[R-meta] Analysis of publication bias on rma.mv object

Viechtbauer, Wolfgang (SP) wolfg@ng@viechtb@uer @ending from m@@@trichtuniver@ity@nl
Wed Jul 25 00:02:04 CEST 2018


Dear Man Hey,

If the data have a multilevel structure, then I think one should analyze them as such, whether one is conducting the 'main' analysis or some kind of publication bias analysis. 

Best,
Wolfgang

-----Original Message-----
From: R-sig-meta-analysis [mailto:r-sig-meta-analysis-bounces using r-project.org] On Behalf Of CHIU, Man Hey
Sent: Wednesday, 18 July, 2018 8:30
To: r-sig-meta-analysis using r-project.org
Subject: [R-meta] Analysis of publication bias on rma.mv object

Dear Dr.
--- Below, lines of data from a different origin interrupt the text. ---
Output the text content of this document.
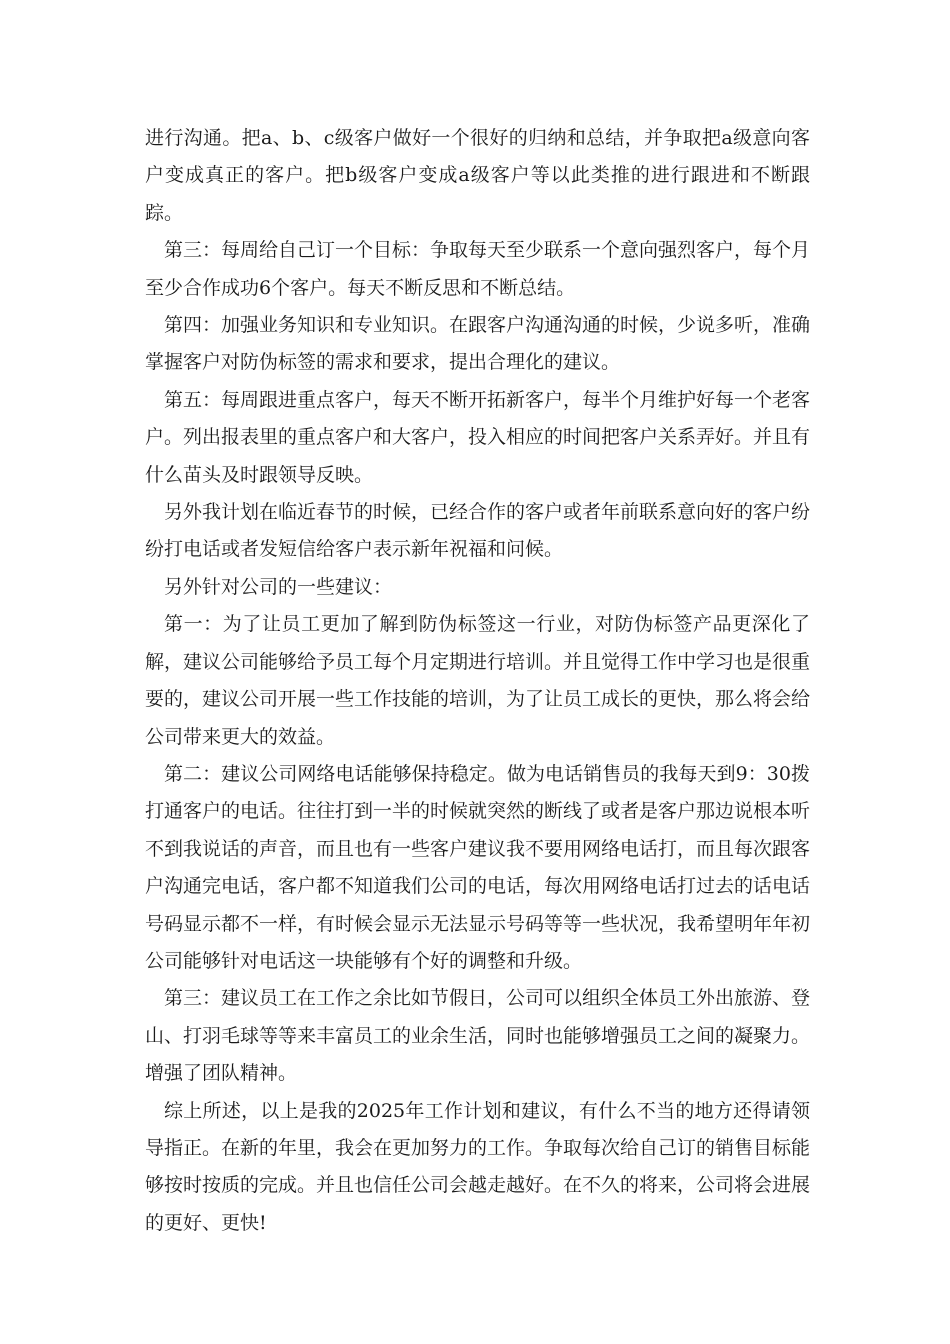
进行沟通。把a、b、c级客户做好一个很好的归纳和总结，并争取把a级意向客户变成真正的客户。把b级客户变成a级客户等以此类推的进行跟进和不断跟踪。

第三：每周给自己订一个目标：争取每天至少联系一个意向强烈客户，每个月至少合作成功6个客户。每天不断反思和不断总结。

第四：加强业务知识和专业知识。在跟客户沟通沟通的时候，少说多听，准确掌握客户对防伪标签的需求和要求，提出合理化的建议。

第五：每周跟进重点客户，每天不断开拓新客户，每半个月维护好每一个老客户。列出报表里的重点客户和大客户，投入相应的时间把客户关系弄好。并且有什么苗头及时跟领导反映。

另外我计划在临近春节的时候，已经合作的客户或者年前联系意向好的客户纷纷打电话或者发短信给客户表示新年祝福和问候。

另外针对公司的一些建议：

第一：为了让员工更加了解到防伪标签这一行业，对防伪标签产品更深化了解，建议公司能够给予员工每个月定期进行培训。并且觉得工作中学习也是很重要的，建议公司开展一些工作技能的培训，为了让员工成长的更快，那么将会给公司带来更大的效益。

第二：建议公司网络电话能够保持稳定。做为电话销售员的我每天到9：30拨打通客户的电话。往往打到一半的时候就突然的断线了或者是客户那边说根本听不到我说话的声音，而且也有一些客户建议我不要用网络电话打，而且每次跟客户沟通完电话，客户都不知道我们公司的电话，每次用网络电话打过去的话电话号码显示都不一样，有时候会显示无法显示号码等等一些状况，我希望明年年初公司能够针对电话这一块能够有个好的调整和升级。

第三：建议员工在工作之余比如节假日，公司可以组织全体员工外出旅游、登山、打羽毛球等等来丰富员工的业余生活，同时也能够增强员工之间的凝聚力。增强了团队精神。

综上所述，以上是我的2025年工作计划和建议，有什么不当的地方还得请领导指正。在新的年里，我会在更加努力的工作。争取每次给自己订的销售目标能够按时按质的完成。并且也信任公司会越走越好。在不久的将来，公司将会进展的更好、更快!
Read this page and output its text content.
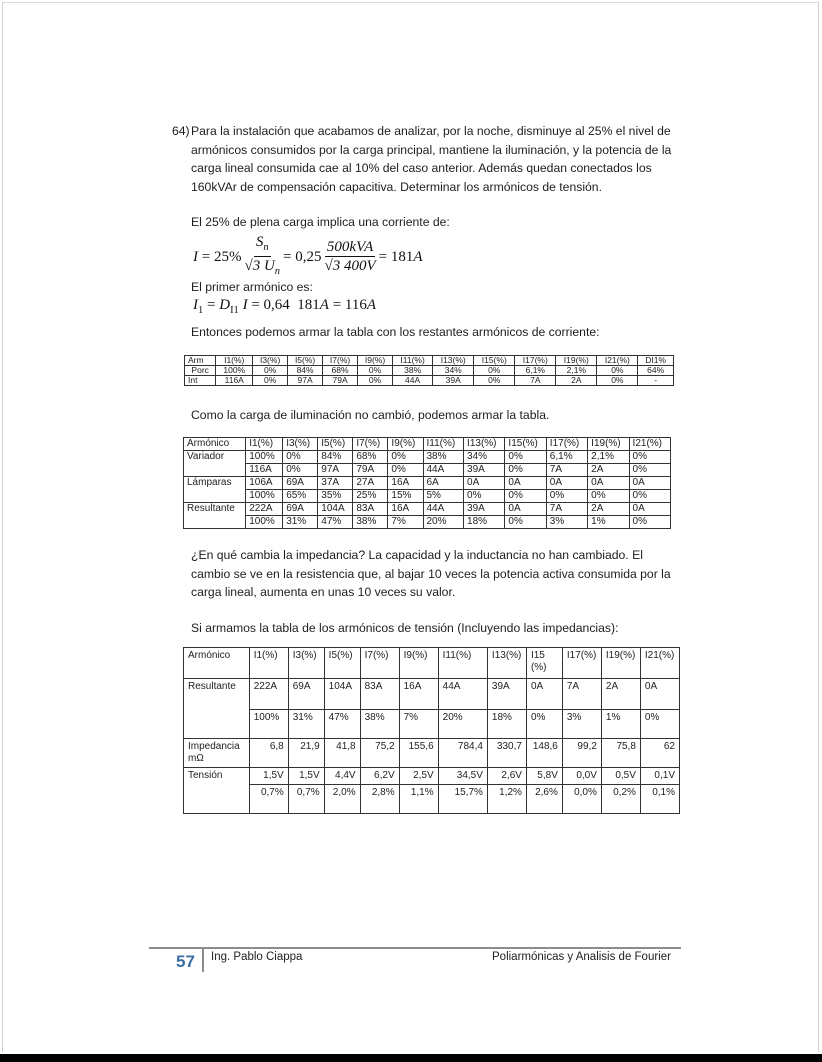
64) Para la instalación que acabamos de analizar, por la noche, disminuye al 25% el nivel de armónicos consumidos por la carga principal, mantiene la iluminación, y la potencia de la carga lineal consumida cae al 10% del caso anterior. Además quedan conectados los 160kVAr de compensación capacitiva. Determinar los armónicos de tensión.
El 25% de plena carga implica una corriente de:
$I = 25\% \frac{S_n}{√3 U_n} = 0,25 \frac{\text{500kVA}}{√3 400V} = 181$ A
El primer armónico es:
$I_1 = D_{I1}$ I = 0,64  181A = 116A
Entonces podemos armar la tabla con los restantes armónicos de corriente:
Arm	I1(%)	I3(%)	I5(%)	I7(%)	I9(%)	I11(%)	I13(%)	I15(%)	I17(%)	I19(%)	I21(%)	DI1%
Porc	100%	0%	84%	68%	0%	38%	34%	0%	6,1%	2,1%	0%	64%
Int	116A	0%	97A	79A	0%	44A	39A	0%	7A	2A	0%	-
Como la carga de iluminación no cambió, podemos armar la tabla.
Armónico	I1(%)	I3(%)	I5(%)	I7(%)	I9(%)	I11(%)	I13(%)	I15(%)	I17(%)	I19(%)	I21(%)
Variador	100%	0%	84%	68%	0%	38%	34%	0%	6,1%	2,1%	0%
	116A	0%	97A	79A	0%	44A	39A	0%	7A	2A	0%
Lámparas	106A	69A	37A	27A	16A	6A	0A	0A	0A	0A	0A
	100%	65%	35%	25%	15%	5%	0%	0%	0%	0%	0%
Resultante	222A	69A	104A	83A	16A	44A	39A	0A	7A	2A	0A
	100%	31%	47%	38%	7%	20%	18%	0%	3%	1%	0%
¿En qué cambia la impedancia? La capacidad y la inductancia no han cambiado. El cambio se ve en la resistencia que, al bajar 10 veces la potencia activa consumida por la carga lineal, aumenta en unas 10 veces su valor.
Si armamos la tabla de los armónicos de tensión (Incluyendo las impedancias):
Armónico	I1(%)	I3(%)	I5(%)	I7(%)	I9(%)	I11(%)	I13(%)	I15(%)	I17(%)	I19(%)	I21(%)
Resultante	222A	69A	104A	83A	16A	44A	39A	0A	7A	2A	0A
	100%	31%	47%	38%	7%	20%	18%	0%	3%	1%	0%
Impedancia mΩ	6,8	21,9	41,8	75,2	155,6	784,4	330,7	148,6	99,2	75,8	62
Tensión	1,5V	1,5V	4,4V	6,2V	2,5V	34,5V	2,6V	5,8V	0,0V	0,5V	0,1V
	0,7%	0,7%	2,0%	2,8%	1,1%	15,7%	1,2%	2,6%	0,0%	0,2%	0,1%
57 Ing. Pablo Ciappa	Poliarmónicas y Analisis de Fourier
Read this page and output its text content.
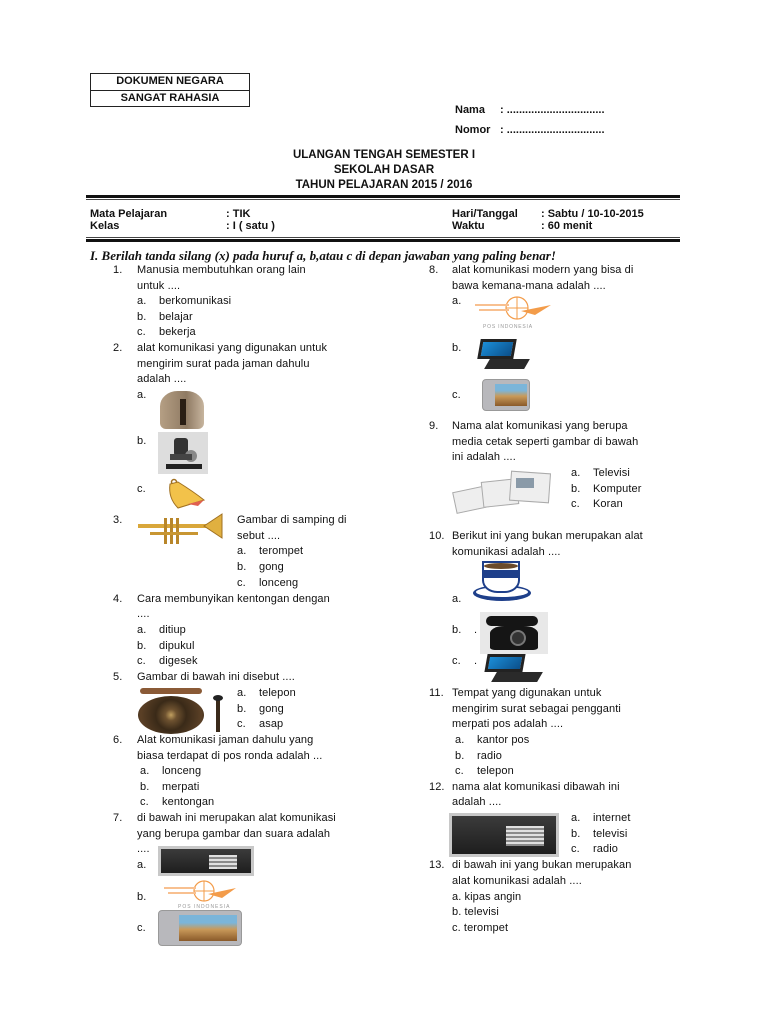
DOKUMEN NEGARA
SANGAT RAHASIA
Nama : ................................
Nomor : ................................
ULANGAN TENGAH SEMESTER I
SEKOLAH DASAR
TAHUN PELAJARAN 2015 / 2016
Mata Pelajaran	: TIK
Kelas	: I ( satu )
Hari/Tanggal : Sabtu / 10-10-2015
Waktu	: 60 menit
I. Berilah tanda silang (x) pada huruf a, b,atau c di depan jawaban yang paling benar!
1. Manusia membutuhkan orang lain
untuk ....
a. berkomunikasi
b. belajar
c. bekerja
2. alat komunikasi yang digunakan untuk
mengirim surat pada jaman dahulu
adalah ....
a.
b.
c.
3.	Gambar di samping di
sebut ....
a. terompet
b. gong
c. lonceng
4. Cara membunyikan kentongan dengan
....
a. ditiup
b. dipukul
c. digesek
5. Gambar di bawah ini disebut ....
a. telepon
b. gong
c. asap
6. Alat komunikasi jaman dahulu yang
biasa terdapat di pos ronda adalah ...
a. lonceng
b. merpati
c. kentongan
7. di bawah ini merupakan alat komunikasi
yang berupa gambar dan suara adalah
....
a.
b.
POS INDONESIA
c.
8. alat komunikasi modern yang bisa di
bawa kemana-mana adalah ....
a.
POS INDONESIA
b.
c.
9. Nama alat komunikasi yang berupa
media cetak seperti gambar di bawah
ini adalah ....
a. Televisi
b. Komputer
c. Koran
10. Berikut ini yang bukan merupakan alat
komunikasi adalah ....
a.
b. .
c. .
11. Tempat yang digunakan untuk
mengirim surat sebagai pengganti
merpati pos adalah ....
a. kantor pos
b. radio
c. telepon
12. nama alat komunikasi dibawah ini
adalah ....
a. internet
b. televisi
c. radio
13. di bawah ini yang bukan merupakan
alat komunikasi adalah ....
a. kipas angin
b. televisi
c. terompet
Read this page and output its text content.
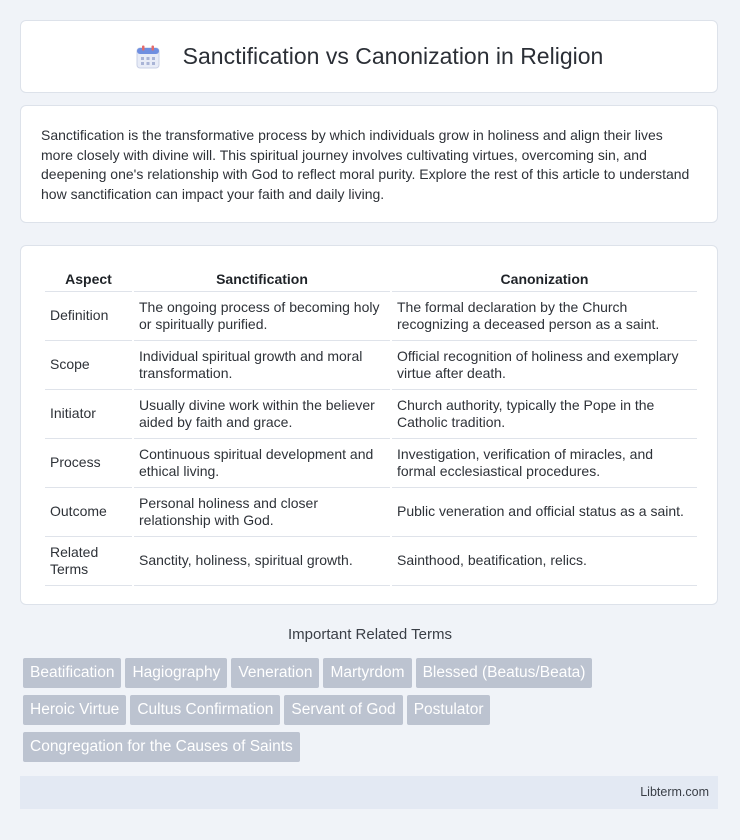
Sanctification vs Canonization in Religion

Sanctification is the transformative process by which individuals grow in holiness and align their lives more closely with divine will. This spiritual journey involves cultivating virtues, overcoming sin, and deepening one's relationship with God to reflect moral purity. Explore the rest of this article to understand how sanctification can impact your faith and daily living.

Aspect	Sanctification	Canonization
Definition	The ongoing process of becoming holy or spiritually purified.	The formal declaration by the Church recognizing a deceased person as a saint.
Scope	Individual spiritual growth and moral transformation.	Official recognition of holiness and exemplary virtue after death.
Initiator	Usually divine work within the believer aided by faith and grace.	Church authority, typically the Pope in the Catholic tradition.
Process	Continuous spiritual development and ethical living.	Investigation, verification of miracles, and formal ecclesiastical procedures.
Outcome	Personal holiness and closer relationship with God.	Public veneration and official status as a saint.
Related Terms	Sanctity, holiness, spiritual growth.	Sainthood, beatification, relics.
Important Related Terms
Beatification Hagiography Veneration Martyrdom Blessed (Beatus/Beata)
Heroic Virtue Cultus Confirmation Servant of God Postulator
Congregation for the Causes of Saints
Libterm.com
Viechtbauer and all,

Thank you Dr. Viechtbauer for answering my previous question on multilevel
meta-analysis. It is detailed and helped me a lot.

I ran into other problems when I did the publication bias analysis. As we
all know, regtest() and trimfill() have not been implemented for rma.mv
objects. But I know to implement Egger's regression test, we can simply
enter the standard error as a moderator to the rma.mv() function. For
example:

R> rma.mv(yi, vi, mods = Standard_Error, random = ~1 | Study/Outcome)

Yet, you have mentioned in another thread in 2017 that trim and fill had
not been extended to this kind of complex model and we should not do the
trim and fill on the rma.mv object. However, I still read some papers that
would like to do the trim and fill even when their primary analysis was a
multilevel model. For example, in Kredlow and colleagues' (2016) study,
they mentioned that "(For publication bias analysis,) to examine the full
pattern of effects, a multilevel approach was not used and these analyses
were conducted in Comprehensive Meta-Analysis with each effect treated as
independent. (p.318)". Precisely, their main approach was the multilevel
model, but they did the publication bias analysis by re-entering the data
into a simple model.

What do you think about this approach? Can someone run a simple random
effect model to a dataset, which originally was fit into a multilevel
model, to conduct the publication bias analysis (specifically the
regression test and trim and fill method)? Are this analysis still
meaningful to the results of the original multilevel model?

Regards,
Man Hey

References:
Kredlow, M. A., Unger, L. D., & Otto, M. W. (2016). Harnessing
reconsolidation to weaken fear and appetitive memories: A meta-analysis of
post-retrieval extinction effects. *Psychological Bulletin*, *142*(3), 314.